From an old Discover Magazine article:
"In the brain itself, neurons devoted to visual processing number in the hundreds of millions and take up about 30 percent of the cortex, as compared with 8 percent for touch and just 3 percent for hearing. Each of the two optic nerves, which carry signals from the retina to the brain, consists of a million fibers; each auditory nerve carries a mere 30,000."
Humans are evolutionarily hard-wired to place a high value on visual cues, and to make snap judgments based on that data. And Breslow instinctively understood that.
Even more interestingly, despite agreeing that bread isn’t necessary for something to be a considered a sandwich, and agreeing that a sandwich doesn’t even have to be food — "I suppose not, but then I would not recommend eating it" — Breslow wouldn’t be swayed from his No Crowd vote on the hot dog matter. He was a really interesting guyâboth intensely intelligent and true to his evolutionary roots.

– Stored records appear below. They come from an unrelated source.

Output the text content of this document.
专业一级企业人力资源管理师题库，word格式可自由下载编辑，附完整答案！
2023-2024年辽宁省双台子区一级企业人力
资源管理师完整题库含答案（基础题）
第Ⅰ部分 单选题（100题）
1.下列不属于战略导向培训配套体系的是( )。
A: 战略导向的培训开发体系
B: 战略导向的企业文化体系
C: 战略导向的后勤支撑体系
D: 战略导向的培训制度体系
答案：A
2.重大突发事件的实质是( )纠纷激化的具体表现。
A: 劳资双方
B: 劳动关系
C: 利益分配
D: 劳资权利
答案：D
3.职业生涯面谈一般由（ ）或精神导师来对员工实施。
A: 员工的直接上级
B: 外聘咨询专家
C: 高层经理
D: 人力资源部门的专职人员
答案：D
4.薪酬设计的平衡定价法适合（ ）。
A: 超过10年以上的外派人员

Of course, he was dead wrong about the hot dog thing — of course it’s a sandwich — but hey, nobody’s perfect.
• Initial No’s: 24
• Yes Men: 1
Among those properly interviewed on The Question:
• No Crowd: 5
• Changers: 5
• Hot dog is in a class of its own (included in No Crowd): 6
• Hot dogs eaten during the creation of this piece: 3
• Hot dogs eaten at ballparks by the author, lifetime: So, so many.
Ideal hot dog preparation for the author: An irresponsible amount of brown/spicy mustard, Heinz ketchup if available (no ketchup if not). [Ed note: Ketchup? Oh, brother.]